There is a very specific kind of nightmare scenario that happens when you date someone significantly older than you. You think you are mature for your age. You think you can handle their baggage. You think you can be the “cool girlfriend” who is totally chill with the ex who is still in the picture. But then, you wake up one morning in the Hamptons to find said ex-husband wearing pajamas in the kitchen, pouring coffee, and asking if you want hash browns like he is the host of a bed and breakfast you didn’t book.
Our narrator is a 21-year-old woman who is currently in a relationship with a 36-year-old woman. That age gap alone is enough to make most of us pause and raise an eyebrow, but it gets messier. The girlfriend started a company with her ex-husband, a 43-year-old man, over a decade ago. They are still business partners. They still work together. And apparently, they still have sleepovers at vacation homes while the current girlfriend is sleeping in the next room.

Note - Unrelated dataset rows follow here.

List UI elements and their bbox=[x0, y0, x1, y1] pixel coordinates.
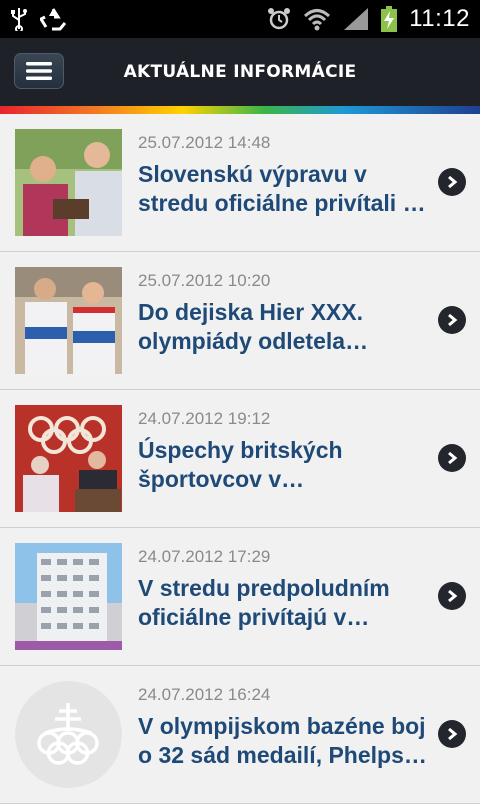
news-title: V stredu predpoludním oficiálne privítaj… bbox=[138, 575, 390, 630]
news-item[interactable]: 24.07.2012 19:12 Úspechy britských šport… bbox=[0, 390, 480, 528]
chevron-right-icon[interactable] bbox=[438, 582, 466, 610]
news-date: 24.07.2012 17:29 bbox=[138, 547, 271, 566]
news-item[interactable]: 24.07.2012 17:29 V stredu predpoludním o… bbox=[0, 528, 480, 666]
status-bar: 11:12 bbox=[0, 0, 480, 38]
news-item[interactable]: 25.07.2012 10:20 Do dejiska Hier XXX. ol… bbox=[0, 252, 480, 390]
menu-button[interactable] bbox=[14, 53, 64, 89]
news-date: 25.07.2012 10:20 bbox=[138, 271, 271, 290]
news-thumbnail bbox=[15, 543, 122, 650]
news-item[interactable]: 24.07.2012 16:24 V olympijskom bazéne bo… bbox=[0, 666, 480, 804]
news-thumbnail bbox=[15, 129, 122, 236]
news-title: Do dejiska Hier XXX. olympiády odletela … bbox=[138, 299, 363, 354]
page-title: AKTUÁLNE INFORMÁCIE bbox=[123, 62, 357, 82]
news-date: 24.07.2012 19:12 bbox=[138, 409, 271, 428]
news-title: V olympijskom bazéne boj o 32 sád medail… bbox=[138, 713, 427, 768]
news-title: Slovenskú výpravu v stredu oficiálne pri… bbox=[138, 161, 426, 216]
news-date: 24.07.2012 16:24 bbox=[138, 685, 271, 704]
chevron-right-icon[interactable] bbox=[438, 444, 466, 472]
news-list: 25.07.2012 14:48 Slovenskú výpravu v str… bbox=[0, 114, 480, 804]
alarm-icon bbox=[267, 7, 291, 31]
hamburger-icon bbox=[26, 62, 52, 80]
app-header: AKTUÁLNE INFORMÁCIE bbox=[0, 38, 480, 106]
chevron-right-icon[interactable] bbox=[438, 168, 466, 196]
chevron-right-icon[interactable] bbox=[438, 306, 466, 334]
news-thumbnail bbox=[15, 405, 122, 512]
olympic-logo-placeholder bbox=[15, 681, 122, 788]
chevron-right-icon[interactable] bbox=[438, 720, 466, 748]
usb-icon bbox=[10, 7, 28, 31]
news-item[interactable]: 25.07.2012 14:48 Slovenskú výpravu v str… bbox=[0, 114, 480, 252]
wifi-icon bbox=[303, 7, 331, 31]
signal-icon bbox=[343, 7, 369, 31]
news-title: Úspechy britských športovcov v poslednýc… bbox=[138, 437, 343, 492]
clock-time: 11:12 bbox=[409, 5, 470, 32]
news-thumbnail bbox=[15, 267, 122, 374]
battery-charging-icon bbox=[381, 6, 398, 32]
news-date: 25.07.2012 14:48 bbox=[138, 133, 271, 152]
recycle-icon bbox=[40, 7, 66, 31]
header-rainbow-stripe bbox=[0, 106, 480, 114]
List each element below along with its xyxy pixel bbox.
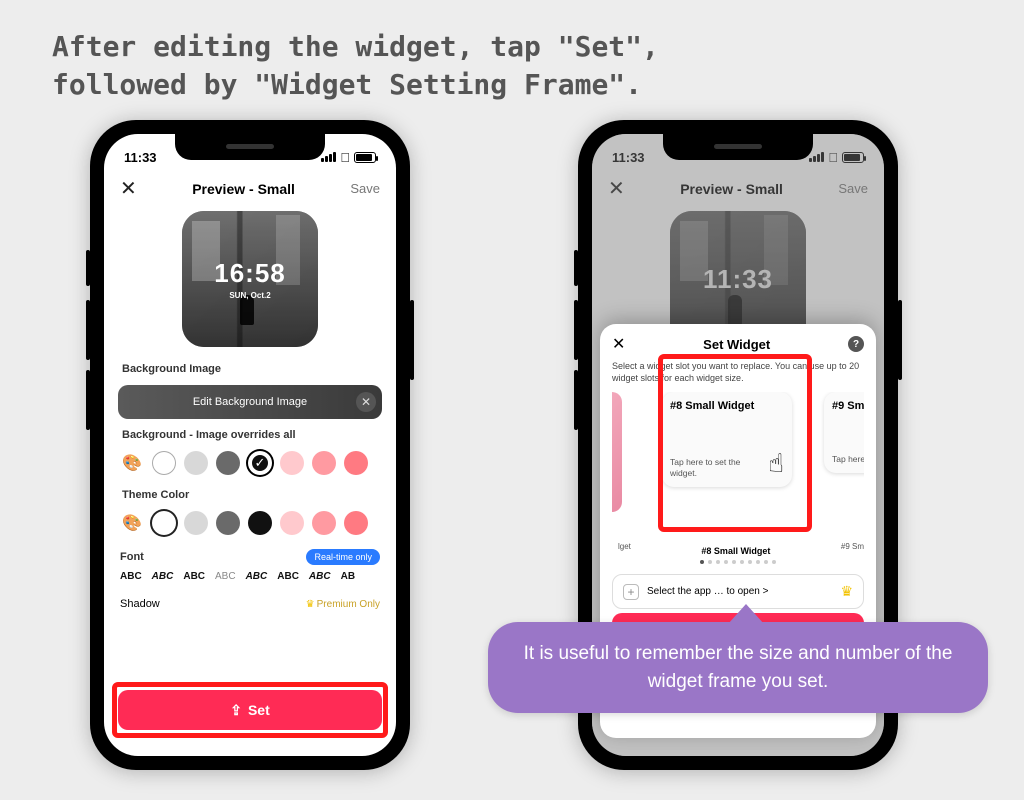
nav-title: Preview - Small [192, 181, 295, 197]
instruction-headline: After editing the widget, tap "Set", fol… [52, 28, 659, 104]
palette-icon[interactable]: 🎨 [120, 451, 144, 475]
swatch-pink3[interactable] [344, 451, 368, 475]
theme-color-row: 🎨 [104, 505, 396, 541]
swatch-darkgrey[interactable] [216, 451, 240, 475]
swatch-white[interactable] [152, 451, 176, 475]
crown-icon: ♛ [306, 599, 315, 610]
battery-icon [354, 152, 376, 163]
swatch-pink2[interactable] [312, 511, 336, 535]
widget-slot-8[interactable]: #8 Small Widget Tap here to set the widg… [662, 392, 792, 487]
swatch-grey[interactable] [184, 451, 208, 475]
swatch-grey[interactable] [184, 511, 208, 535]
swatch-black-selected[interactable] [248, 451, 272, 475]
swatch-pink2[interactable] [312, 451, 336, 475]
tip-callout: It is useful to remember the size and nu… [488, 622, 988, 713]
bg-color-row: 🎨 [104, 445, 396, 481]
phone-mockup-left: 11:33 􀙇 ✕ Preview - Small Save 16:58 SUN… [90, 120, 410, 770]
swatch-darkgrey[interactable] [216, 511, 240, 535]
status-time: 11:33 [124, 150, 157, 165]
help-icon[interactable]: ? [848, 336, 864, 352]
clear-bg-icon[interactable]: ✕ [356, 392, 376, 412]
label-theme-color: Theme Color [104, 485, 396, 505]
sheet-description: Select a widget slot you want to replace… [612, 360, 864, 384]
swatch-pink3[interactable] [344, 511, 368, 535]
set-button[interactable]: ⇪ Set [118, 690, 382, 730]
export-icon: ⇪ [230, 702, 242, 719]
label-bg-overrides: Background - Image overrides all [104, 425, 396, 445]
widget-preview: 16:58 SUN, Oct.2 [182, 211, 318, 347]
carousel-dots [612, 560, 864, 564]
nav-bar: ✕ Preview - Small Save [104, 170, 396, 211]
sheet-close-icon[interactable]: ✕ [612, 334, 625, 354]
swatch-pink1[interactable] [280, 511, 304, 535]
widget-slot-9[interactable]: #9 Sm Tap here to set the widget. [824, 392, 864, 473]
sheet-title: Set Widget [703, 337, 770, 352]
swatch-white-selected[interactable] [152, 511, 176, 535]
label-font: Font [120, 551, 144, 563]
plus-icon: + [623, 584, 639, 600]
edit-bg-image-button[interactable]: Edit Background Image ✕ [118, 385, 382, 419]
slot-8-caption: #8 Small Widget [691, 546, 781, 556]
label-shadow: Shadow [120, 598, 160, 610]
widget-slot-carousel[interactable]: #8 Small Widget Tap here to set the widg… [612, 392, 864, 542]
widget-time: 16:58 [214, 258, 286, 289]
realtime-badge: Real-time only [306, 549, 380, 565]
crown-icon: ♛ [840, 583, 853, 600]
font-samples[interactable]: ABCABCABCABCABCABCABCAB [104, 569, 396, 592]
close-icon[interactable]: ✕ [120, 176, 137, 201]
tap-hand-icon: ☝︎ [768, 448, 784, 479]
swatch-pink1[interactable] [280, 451, 304, 475]
palette-icon[interactable]: 🎨 [120, 511, 144, 535]
swatch-black[interactable] [248, 511, 272, 535]
save-button[interactable]: Save [350, 181, 380, 196]
wifi-icon: 􀙇 [340, 150, 350, 165]
label-bg-image: Background Image [104, 359, 396, 379]
widget-date: SUN, Oct.2 [229, 291, 270, 300]
signal-icon [321, 152, 336, 162]
premium-badge: ♛Premium Only [306, 599, 380, 610]
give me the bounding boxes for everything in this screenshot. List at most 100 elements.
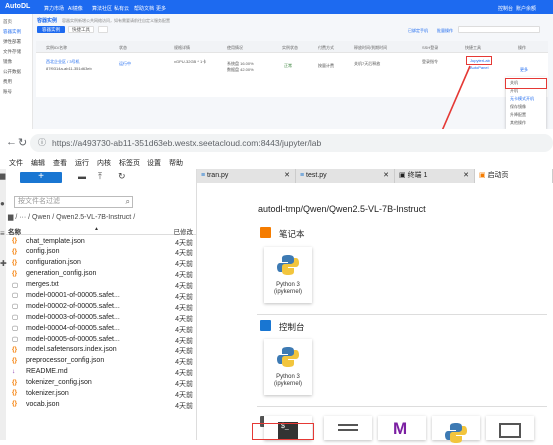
file-row[interactable]: {} generation_config.json 4天前	[6, 269, 197, 280]
file-icon: ▢	[12, 303, 19, 311]
tab-label: 终端 1	[407, 172, 428, 179]
terminal-highlight	[252, 423, 314, 440]
file-row[interactable]: ▢ merges.txt 4天前	[6, 280, 197, 291]
refresh-icon[interactable]: ↻	[118, 171, 126, 182]
new-launcher-button[interactable]: +	[20, 172, 62, 183]
menu-run[interactable]: 运行	[75, 158, 89, 168]
json-icon: {}	[12, 356, 18, 364]
json-icon: {}	[12, 237, 18, 244]
tab-terminal[interactable]: ▣ 终端 1 ✕	[395, 169, 475, 183]
menu-view[interactable]: 查看	[53, 158, 67, 168]
close-icon[interactable]: ✕	[463, 169, 469, 183]
notebook-section-icon	[260, 227, 271, 238]
url-text: https://a493730-ab11-351d63eb.westx.seet…	[52, 138, 322, 148]
file-modified: 4天前	[175, 402, 193, 410]
browser-window: ← ↻ ⓘ https://a493730-ab11-351d63eb.west…	[0, 129, 553, 443]
col-modified-header[interactable]: 已修改	[174, 226, 194, 236]
launcher-path: autodl-tmp/Qwen/Qwen2.5-VL-7B-Instruct	[258, 204, 426, 214]
file-filter-placeholder: 按文件名过滤	[18, 198, 60, 205]
menu-tabs[interactable]: 标签页	[119, 158, 140, 168]
file-name: configuration.json	[26, 259, 81, 267]
file-icon: ▢	[12, 292, 19, 300]
file-row[interactable]: {} configuration.json 4天前	[6, 258, 197, 269]
close-icon[interactable]: ✕	[284, 169, 290, 183]
file-icon: ▢	[12, 336, 19, 344]
new-folder-icon[interactable]: ▬	[78, 172, 86, 181]
file-row[interactable]: {} tokenizer_config.json 4天前	[6, 378, 197, 389]
file-name: model-00002-of-00005.safet...	[26, 302, 120, 310]
markdown-icon: ↓	[12, 367, 16, 375]
back-arrow-icon[interactable]: ←	[6, 136, 17, 148]
file-row[interactable]: ▢ model-00005-of-00005.safet... 4天前	[6, 334, 197, 345]
show-help-card[interactable]	[486, 416, 534, 440]
file-row[interactable]: ▢ model-00001-of-00005.safet... 4天前	[6, 290, 197, 301]
tab-test-py[interactable]: ≡ test.py ✕	[296, 169, 395, 183]
col-name-header[interactable]: 名称	[8, 226, 21, 236]
tab-tran-py[interactable]: ≡ tran.py ✕	[197, 169, 296, 183]
file-name: chat_template.json	[26, 237, 85, 245]
file-list-header: 名称 ▲ 已修改	[6, 226, 197, 236]
file-name: preprocessor_config.json	[26, 357, 105, 365]
divider	[257, 314, 547, 315]
json-icon: {}	[12, 269, 18, 277]
file-icon: ▢	[12, 314, 19, 322]
file-row[interactable]: ▢ model-00002-of-00005.safet... 4天前	[6, 301, 197, 312]
search-icon: ⌕	[125, 197, 130, 206]
file-name: generation_config.json	[26, 270, 97, 278]
menu-help[interactable]: 帮助	[169, 158, 183, 168]
folder-icon[interactable]: ▆	[0, 172, 5, 180]
json-icon: {}	[12, 400, 18, 408]
menu-settings[interactable]: 设置	[147, 158, 161, 168]
file-filter-input[interactable]: 按文件名过滤 ⌕	[14, 196, 133, 208]
file-row[interactable]: ▢ model-00003-of-00005.safet... 4天前	[6, 312, 197, 323]
file-name: model-00003-of-00005.safet...	[26, 313, 120, 321]
python-logo-icon	[277, 347, 299, 367]
python-logo-icon	[445, 423, 467, 443]
python-file-card[interactable]	[432, 416, 480, 443]
tab-label: 启动页	[487, 172, 509, 179]
json-icon: {}	[12, 247, 18, 255]
file-row[interactable]: {} chat_template.json 4天前	[6, 236, 197, 247]
json-icon: {}	[12, 378, 18, 386]
text-file-icon	[338, 424, 358, 426]
commands-icon[interactable]: ≡	[0, 229, 5, 238]
file-list: {} chat_template.json 4天前{} config.json 4天前{…	[6, 236, 197, 410]
file-row[interactable]: {} config.json 4天前	[6, 247, 197, 258]
file-row[interactable]: ▢ model-00004-of-00005.safet... 4天前	[6, 323, 197, 334]
file-row[interactable]: {} model.safetensors.index.json 4天前	[6, 345, 197, 356]
breadcrumb[interactable]: ▆ / ··· / Qwen / Qwen2.5-VL-7B-Instruct …	[8, 213, 135, 221]
file-row[interactable]: {} tokenizer.json 4天前	[6, 388, 197, 399]
menu-edit[interactable]: 编辑	[31, 158, 45, 168]
breadcrumb-path[interactable]: / ··· / Qwen / Qwen2.5-VL-7B-Instruct /	[15, 214, 135, 221]
file-row[interactable]: {} vocab.json 4天前	[6, 399, 197, 410]
notebook-section-title: 笔记本	[279, 229, 305, 239]
tab-label: test.py	[306, 172, 327, 179]
file-name: model-00004-of-00005.safet...	[26, 324, 120, 332]
file-name: tokenizer_config.json	[26, 379, 92, 387]
text-file-card[interactable]	[324, 416, 372, 440]
address-bar[interactable]: ⓘ https://a493730-ab11-351d63eb.westx.se…	[30, 134, 553, 152]
window-icon	[499, 423, 521, 438]
reload-icon[interactable]: ↻	[18, 136, 27, 149]
notebook-python3-card[interactable]: Python 3 (ipykernel)	[264, 247, 312, 303]
upload-icon[interactable]: ⤒	[98, 171, 102, 182]
text-line	[338, 429, 358, 431]
file-name: tokenizer.json	[26, 389, 69, 397]
divider	[257, 406, 547, 407]
sort-up-icon[interactable]: ▲	[94, 226, 99, 232]
jupyter-menubar: 文件 编辑 查看 运行 内核 标签页 设置 帮助	[0, 157, 553, 169]
file-row[interactable]: ↓ README.md 4天前	[6, 367, 197, 378]
markdown-card[interactable]: M	[378, 416, 426, 440]
url-bar-row: ← ↻ ⓘ https://a493730-ab11-351d63eb.west…	[0, 129, 553, 157]
file-row[interactable]: {} preprocessor_config.json 4天前	[6, 356, 197, 367]
tab-launcher[interactable]: ▣ 启动页	[475, 169, 553, 183]
main-area: ≡ tran.py ✕ ≡ test.py ✕ ▣ 终端 1 ✕ ▣ 启动页 auto…	[197, 169, 553, 440]
menu-file[interactable]: 文件	[9, 158, 23, 168]
console-python3-card[interactable]: Python 3 (ipykernel)	[264, 339, 312, 395]
menu-kernel[interactable]: 内核	[97, 158, 111, 168]
kernel-name: Python 3	[276, 374, 300, 380]
site-info-icon[interactable]: ⓘ	[38, 134, 46, 152]
close-icon[interactable]: ✕	[383, 169, 389, 183]
json-icon: {}	[12, 258, 18, 266]
running-icon[interactable]: ●	[0, 199, 5, 208]
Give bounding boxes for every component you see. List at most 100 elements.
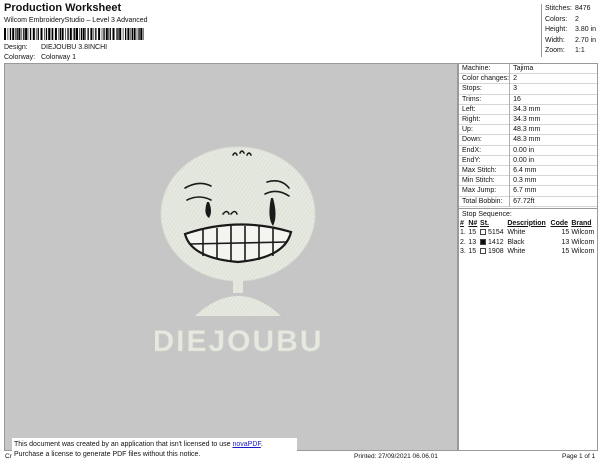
notice-line-1: This document was created by an applicat…	[14, 440, 295, 450]
machine-row: Min Stitch: 0.3 mm	[459, 175, 597, 186]
summary-label: Width:	[545, 36, 565, 44]
machine-label: Min Stitch:	[459, 175, 511, 186]
machine-value: 0.3 mm	[513, 177, 537, 185]
color-swatch	[480, 229, 487, 236]
machine-row: Stops: 3	[459, 83, 597, 95]
machine-value: Tajima	[513, 65, 534, 72]
stop-needle: 13	[468, 238, 477, 246]
machine-label: EndY:	[459, 155, 511, 166]
stop-code: 15	[561, 229, 570, 237]
stop-number: 2.	[460, 238, 466, 246]
notice-text: This document was created by an applicat…	[14, 441, 233, 448]
colorway-value: Colorway 1	[40, 54, 76, 61]
summary-label: Colors:	[545, 15, 568, 23]
summary-label: Stitches:	[545, 5, 572, 12]
design-label: Design:	[4, 44, 28, 51]
stop-code: 13	[561, 238, 570, 246]
stop-row: 3. 15 1908 White 15 Wilcom	[459, 247, 597, 257]
stop-description: White	[507, 229, 526, 237]
stop-description: Black	[507, 238, 525, 246]
stop-number: 3.	[460, 248, 466, 256]
stop-brand: Wilcom	[571, 229, 595, 237]
footer-left: Cr	[5, 453, 12, 460]
machine-label: EndX:	[459, 145, 511, 156]
machine-value: 16	[513, 95, 521, 103]
machine-row: Right: 34.3 mm	[459, 114, 597, 125]
machine-row: Color changes: 2	[459, 73, 597, 84]
machine-row: EndX: 0.00 in	[459, 145, 597, 156]
machine-value: 34.3 mm	[513, 105, 541, 113]
stop-sequence-title: Stop Sequence:	[459, 207, 597, 219]
machine-label: Left:	[459, 104, 511, 115]
machine-label: Color changes:	[459, 73, 511, 84]
summary-row: Colors: 2	[542, 15, 598, 26]
colorway-row: Colorway: Colorway 1	[4, 54, 76, 61]
stop-description: White	[507, 248, 526, 256]
summary-row: Zoom: 1:1	[542, 46, 598, 57]
summary-row: Width: 2.70 in	[542, 36, 598, 47]
software-subtitle: Wilcom EmbroideryStudio – Level 3 Advanc…	[4, 17, 148, 24]
col-needle: N#	[468, 219, 478, 227]
machine-row: Max Jump: 6.7 mm	[459, 185, 597, 197]
stop-stitches: 5154	[479, 228, 506, 238]
machine-value: 48.3 mm	[513, 136, 541, 144]
stitch-count: 1908	[488, 248, 504, 256]
stop-needle: 15	[468, 248, 477, 256]
stop-number: 1.	[460, 229, 466, 237]
stop-stitches: 1908	[479, 247, 506, 257]
machine-label: Up:	[459, 124, 511, 135]
col-number: #	[460, 219, 464, 227]
stop-stitches: 1412	[479, 237, 506, 247]
machine-label: Right:	[459, 114, 511, 125]
summary-value: 8476	[575, 5, 591, 12]
summary-row: Height: 3.80 in	[542, 25, 598, 36]
summary-label: Zoom:	[545, 47, 565, 54]
machine-value: 2	[513, 75, 517, 83]
col-brand: Brand	[571, 219, 592, 227]
stitch-count: 1412	[488, 238, 504, 246]
machine-label: Total Bobbin:	[459, 196, 511, 207]
stop-brand: Wilcom	[571, 238, 595, 246]
design-row: Design: DIEJOUBU 3.8INCHI	[4, 44, 107, 51]
summary-value: 2	[575, 15, 579, 23]
design-preview-canvas: DIEJOUBU	[4, 63, 458, 451]
license-notice: This document was created by an applicat…	[12, 438, 297, 462]
col-description: Description	[507, 219, 546, 227]
machine-row: Trims: 16	[459, 94, 597, 105]
page-number: Page 1 of 1	[562, 453, 596, 460]
machine-row: Machine: Tajima	[459, 64, 597, 74]
machine-value: 48.3 mm	[513, 126, 541, 134]
machine-label: Machine:	[459, 64, 511, 74]
summary-value: 2.70 in	[575, 36, 597, 44]
col-stitches: St.	[480, 219, 489, 227]
stop-sequence-header: # N# St. Description Code Brand	[459, 219, 597, 228]
machine-value: 3	[513, 85, 517, 93]
machine-row: Down: 48.3 mm	[459, 134, 597, 146]
machine-row: Max Stitch: 6.4 mm	[459, 165, 597, 176]
machine-row: Up: 48.3 mm	[459, 124, 597, 135]
machine-value: 34.3 mm	[513, 116, 541, 124]
summary-row: Stitches: 8476	[542, 4, 598, 15]
stitch-count: 5154	[488, 229, 504, 237]
machine-row: EndY: 0.00 in	[459, 155, 597, 166]
machine-value: 67.72ft	[513, 197, 535, 205]
machine-value: 0.00 in	[513, 156, 535, 164]
stop-needle: 15	[468, 229, 477, 237]
novapdf-link[interactable]: novaPDF	[232, 441, 260, 448]
machine-row: Total Bobbin: 67.72ft	[459, 196, 597, 207]
machine-row: Left: 34.3 mm	[459, 104, 597, 115]
machine-label: Stops:	[459, 83, 511, 95]
summary-value: 1:1	[575, 47, 585, 54]
machine-label: Trims:	[459, 94, 511, 105]
stop-code: 15	[561, 248, 570, 256]
page-title: Production Worksheet	[4, 2, 122, 14]
machine-label: Max Stitch:	[459, 165, 511, 176]
machine-info-panel: Machine: Tajima Color changes: 2 Stops: 3 Trim…	[458, 63, 598, 451]
color-swatch	[480, 238, 487, 245]
design-summary: Stitches: 8476 Colors: 2 Height: 3.80 in Wi…	[541, 4, 598, 57]
stop-row: 1. 15 5154 White 15 Wilcom	[459, 228, 597, 238]
design-value: DIEJOUBU 3.8INCHI	[40, 44, 108, 51]
machine-value: 6.7 mm	[513, 187, 537, 195]
machine-value: 0.00 in	[513, 146, 535, 154]
summary-label: Height:	[545, 26, 568, 33]
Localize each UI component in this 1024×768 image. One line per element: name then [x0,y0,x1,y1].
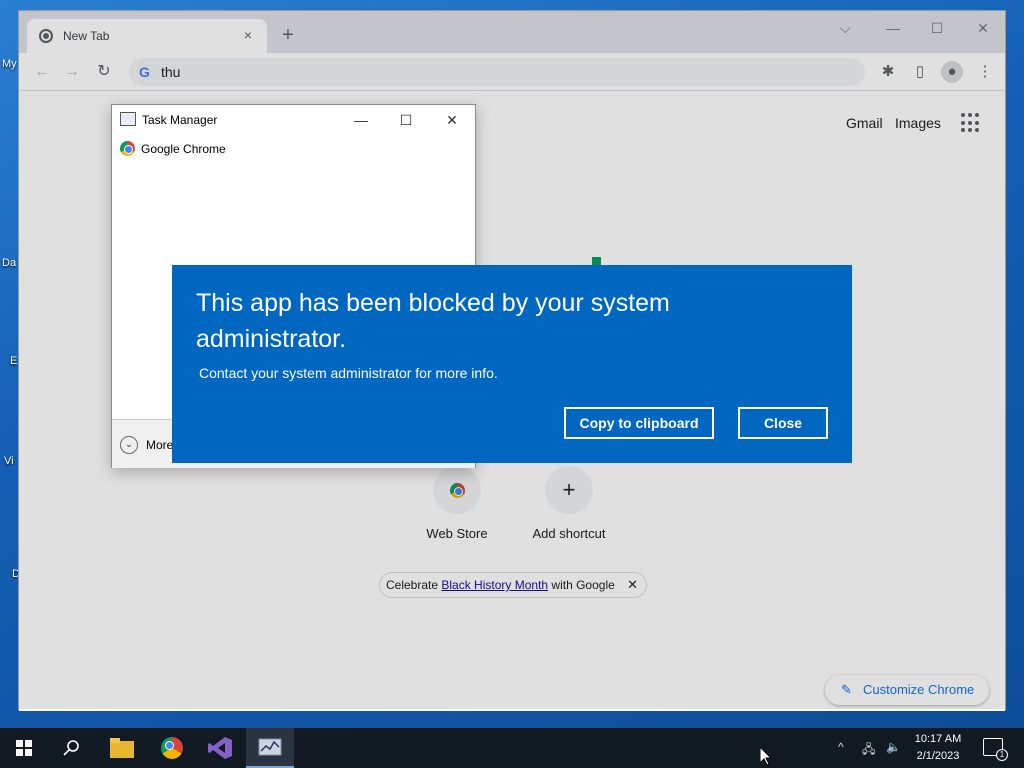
desktop-icon-label[interactable]: Vi [4,455,14,467]
desktop-icon-label[interactable]: E [10,355,17,367]
visual-studio-icon[interactable] [196,728,244,768]
task-manager-icon [120,112,136,126]
close-button[interactable]: Close [738,407,828,439]
more-details-link[interactable]: More [146,438,173,452]
clock-time: 10:17 AM [914,733,962,745]
volume-icon[interactable]: 🔈 [886,740,901,754]
app-blocked-dialog: This app has been blocked by your system… [172,265,852,463]
process-row[interactable]: Google Chrome [120,141,226,156]
tm-maximize-button[interactable]: ☐ [391,109,421,131]
tm-close-button[interactable]: ✕ [437,109,467,131]
copy-to-clipboard-button[interactable]: Copy to clipboard [564,407,714,439]
chevron-down-icon[interactable]: ⌄ [120,436,138,454]
file-explorer-icon[interactable] [98,728,146,768]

The couple was vacationing in East Hampton. It sounds lovely, right? Sun, sand, and expensive lobster rolls. But the vibe shifted when the ex-husband came over after dinner to “work on a project.” Our narrator, trying to be understanding of their business relationship, dozed off while they were still working in the office. She assumed, like any rational human being would, that the man would go home to his own house which was only five miles away in Bridgehampton.
But when she walked into the kitchen the next morning, she wasn’t greeted by a quiet house. she was greeted by the ex-husband. He was casually pouring himself a cup of coffee and asking her about breakfast potatoes. He wasn’t rushing out the door. He wasn’t apologetic. He was settling in. And the kicker? He used to own the house they were staying in. He looked more at home than she did because, in his mind, he probably still felt like he was at home.


I need you to feel the absolute disrespect radiating off this situation. The man lives five miles away. Five. Miles. That is a ten-minute Uber ride. That is a fifteen-minute drive. There is absolutely zero logistical reason for a grown man with his own property nearby to crash at his ex-wife’s vacation rental while her new girlfriend is there. None.
But it gets worse. When the girlfriend walked in, instead of addressing the elephant in the room (or the ex-husband in the kitchen), she and her ex started chatting away, completely ignoring the narrator. Our poor narrator says she was “practically pulling on my girlfriend’s sleeve” to get attention. This image is heartbreaking because it perfectly highlights the power imbalance here. They are treating her like a child they are allowing to sit at the grown-ups’ table, provided she stays quiet.
When she finally asked the obvious question of why he didn’t go home, the gaslighting began immediately. Her girlfriend got “offended.” She called the narrator “rude and insecure.” She claimed she was just being a “hospitable business partner.” Hospitable is offering someone a glass of water, not a pillow in a house you are sharing with your partner.
Then the ex-husband chimed in with the most pathetic excuse in the book. He claimed he “missed the dog.” He sat there, petting the dog, making no motion to leave, blaming the canine for his decision to invade their privacy. And because the narrator is 21 and probably being manipulated by two people nearly double her age, she “immediately felt bad” because she didn’t want to keep him from the dog.
Let’s be real here. This wasn’t about the dog. This wasn’t about business. This was a power play. They are showing her exactly where she ranks in the hierarchy of this “relationship,” and it is somewhere below the ex-husband and possibly below the hash browns.
So, is she the ahole? Absolutely not. N-T-A. She is a young woman being taken for a ride by two people who have no boundaries and no respect for her feelings. The “insecure” label is just a tool they are using to shut her up so they can continue their weird, boundary-less dynamic without consequence.